Small Mercies follows the 24 year-old’s debut album, The Age Of Anxiety (2017) – an unsettling synth-pop record fuelled by Pixx’s own debilitating experience of angst – and 2015’s forlorn and folk-edged Fall In EP. Co-produced by Simon Byrt (who worked on both her EP and debut album) and Dan Carey, it sees Pixx assuming different personas to examine the damage done by religion, gender-based power hierarchies and stereotypes, the tipping point of Earth’s destruction and love.

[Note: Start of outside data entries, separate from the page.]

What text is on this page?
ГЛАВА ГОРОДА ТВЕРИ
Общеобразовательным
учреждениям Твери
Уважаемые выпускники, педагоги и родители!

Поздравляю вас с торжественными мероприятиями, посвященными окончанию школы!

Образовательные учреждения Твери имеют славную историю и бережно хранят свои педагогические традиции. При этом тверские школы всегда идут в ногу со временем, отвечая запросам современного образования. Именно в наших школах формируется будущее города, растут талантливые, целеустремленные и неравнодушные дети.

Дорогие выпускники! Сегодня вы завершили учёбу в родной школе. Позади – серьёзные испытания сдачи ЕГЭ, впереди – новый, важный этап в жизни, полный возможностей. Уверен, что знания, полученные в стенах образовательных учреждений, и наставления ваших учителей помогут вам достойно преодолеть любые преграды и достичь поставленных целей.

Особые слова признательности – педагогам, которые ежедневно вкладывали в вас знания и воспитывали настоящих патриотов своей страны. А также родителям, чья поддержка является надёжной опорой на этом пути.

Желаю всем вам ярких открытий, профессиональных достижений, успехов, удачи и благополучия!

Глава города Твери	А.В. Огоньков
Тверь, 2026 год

“I felt more of a drive to write about certain subjects with this album,” Rodgers says. “Man negotiating with God, God negotiating with man and man negotiating with the planet. I find it hard to have an understanding of relationships in general – I think everyone does – and the addictive tendency that we have to look for something that’s eternal is something that intrigues me. So, if you love God maybe what draws you to that is the idea of something that’s never going to end and that really intense love often takes place in human relationships, too.”